Shopping mall in Manama, Bahrain

City Centre Bahrain is a shopping mall located in the Seef District of Manama, in the Kingdom of Bahrain. It is owned and run by Majid Al Futtaim Properties, which owns several shopping malls across the Middle East.

==History==
The shopping centre opened in September 2008 to be the largest in Bahrain. It claims 340 retail outlets, including anchors hypermarket Carrefour and luxury department store Saks Fifth Avenue, both the first in Bahrain, as well as 60 dining outlets.

The mall is designed to accommodate weekend visitors from Saudi Arabia across the King Fahd Causeway by featuring two Kempinski hotels and an indoor water park.

==Entertainment==

Entertainment facilities include:
- Magic Planet is a family entertainment centre for kids and family.
- Wahooo!
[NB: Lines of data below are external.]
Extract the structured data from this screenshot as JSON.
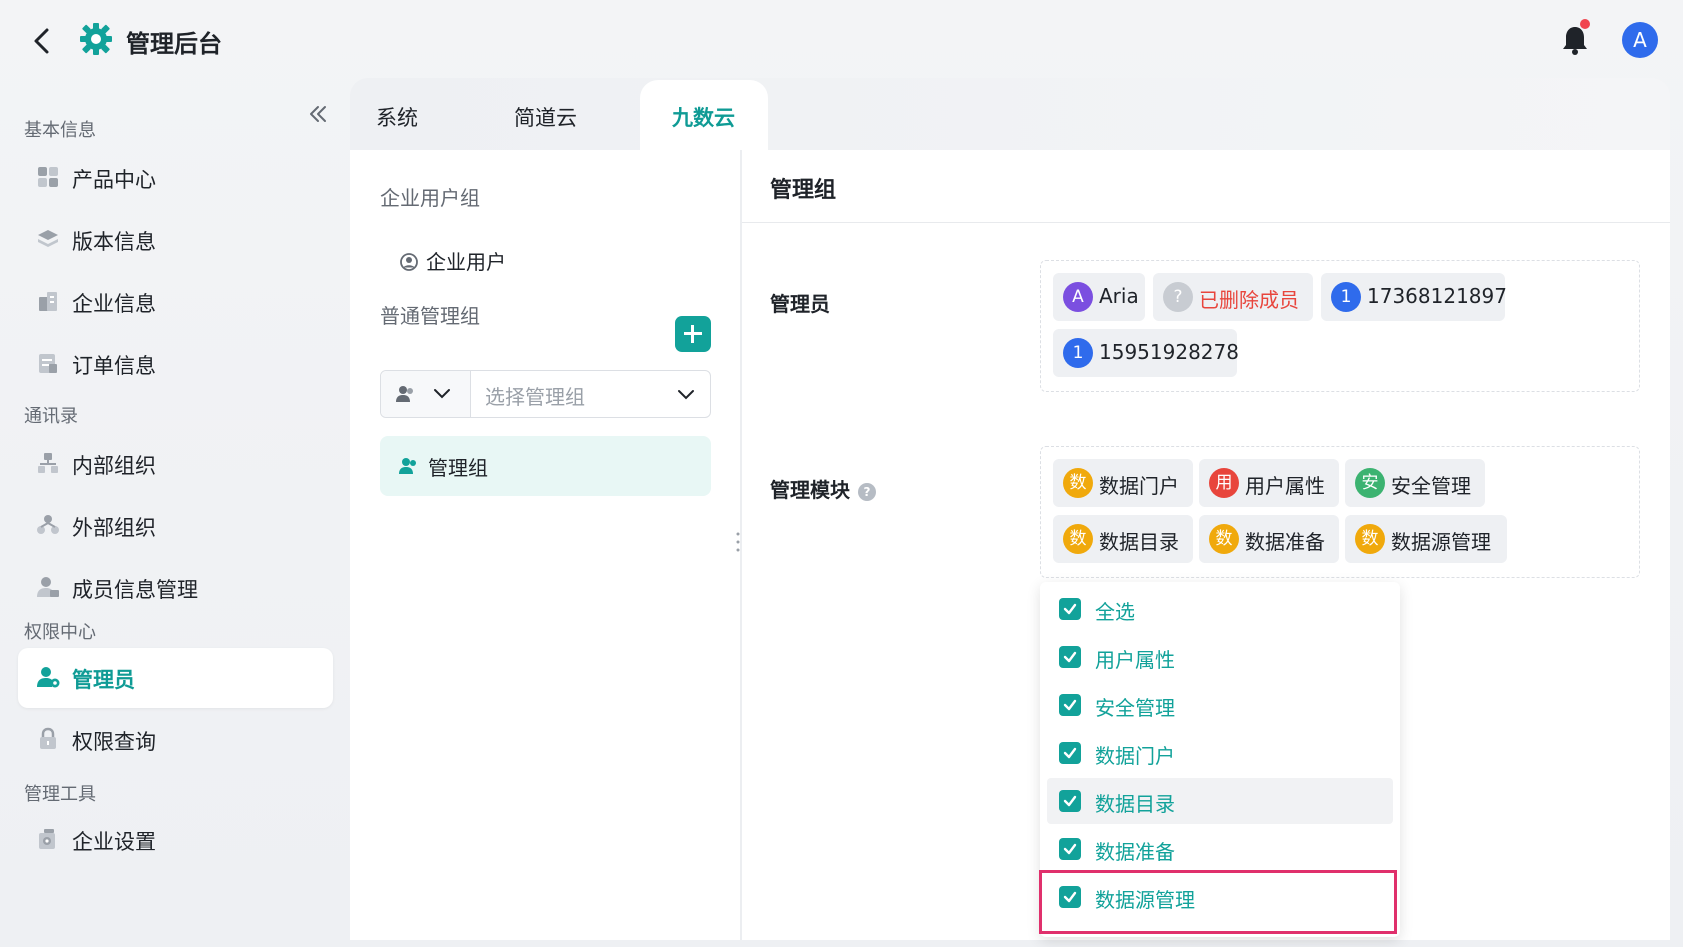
{
  "header": {
    "title": "管理后台",
    "avatar_letter": "A"
  },
  "sidebar": {
    "sections": [
      {
        "title": "基本信息"
      },
      {
        "title": "通讯录"
      },
      {
        "title": "权限中心"
      },
      {
        "title": "管理工具"
      }
    ],
    "items": [
      {
        "label": "产品中心",
        "icon": "grid-icon"
      },
      {
        "label": "版本信息",
        "icon": "layers-icon"
      },
      {
        "label": "企业信息",
        "icon": "building-icon"
      },
      {
        "label": "订单信息",
        "icon": "document-icon"
      },
      {
        "label": "内部组织",
        "icon": "org-tree-icon"
      },
      {
        "label": "外部组织",
        "icon": "external-org-icon"
      },
      {
        "label": "成员信息管理",
        "icon": "member-icon"
      },
      {
        "label": "管理员",
        "icon": "admin-icon",
        "active": true
      },
      {
        "label": "权限查询",
        "icon": "lock-icon"
      },
      {
        "label": "企业设置",
        "icon": "settings-icon"
      }
    ]
  },
  "tabs": [
    {
      "label": "系统"
    },
    {
      "label": "简道云"
    },
    {
      "label": "九数云",
      "active": true
    }
  ],
  "left_panel": {
    "enterprise_group_title": "企业用户组",
    "enterprise_user": "企业用户",
    "normal_group_title": "普通管理组",
    "select_placeholder": "选择管理组",
    "group_item": "管理组"
  },
  "right_panel": {
    "title": "管理组",
    "admins_label": "管理员",
    "admins": [
      {
        "avatar": "A",
        "name": "Aria",
        "color": "#7b4fe0"
      },
      {
        "avatar": "?",
        "name": "已删除成员",
        "color": "#b6bcc4",
        "deleted": true
      },
      {
        "avatar": "1",
        "name": "17368121897",
        "color": "#2f6bec"
      },
      {
        "avatar": "1",
        "name": "15951928278",
        "color": "#2f6bec"
      }
    ],
    "modules_label": "管理模块",
    "help_icon": "?",
    "modules": [
      {
        "badge": "数",
        "name": "数据门户",
        "color": "#f0a90c"
      },
      {
        "badge": "用",
        "name": "用户属性",
        "color": "#e8453c"
      },
      {
        "badge": "安",
        "name": "安全管理",
        "color": "#3cb371"
      },
      {
        "badge": "数",
        "name": "数据目录",
        "color": "#f0a90c"
      },
      {
        "badge": "数",
        "name": "数据准备",
        "color": "#f0a90c"
      },
      {
        "badge": "数",
        "name": "数据源管理",
        "color": "#f0a90c"
      }
    ]
  },
  "dropdown": {
    "options": [
      {
        "label": "全选",
        "checked": true
      },
      {
        "label": "用户属性",
        "checked": true
      },
      {
        "label": "安全管理",
        "checked": true
      },
      {
        "label": "数据门户",
        "checked": true
      },
      {
        "label": "数据目录",
        "checked": true
      },
      {
        "label": "数据准备",
        "checked": true
      },
      {
        "label": "数据源管理",
        "checked": true
      }
    ]
  },
  "colors": {
    "accent": "#12a29a",
    "highlight": "#e0306c"
  }
}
Waterpark was a 15,000 square metre climate-controlled indoor/outdoor water park.
- A 20-screen Cineco Cinema is spread across 8,000 square metres.
- It is home to over 40 exclusive brands, including 60 dining options and many quick snack break options.
- In 2025, the mall saw the addition of a artificial volcano with a flow rate of 250,000 litres.
- Train Strength & fitness is a massive fitness gym it includes a basketball court a pool and a padel court and much more activities

==Incidents==
- A fire broke out in a restaurant chimney on 8 January 2020 and was extinguished within 55 minutes. The mall was evacuated as a precaution and there were no reported casualties.
- In January 2026, a bystander fell into the artificial volcano, leading to severe burns. Due to the incident, the volcano now has railings around its perimeter.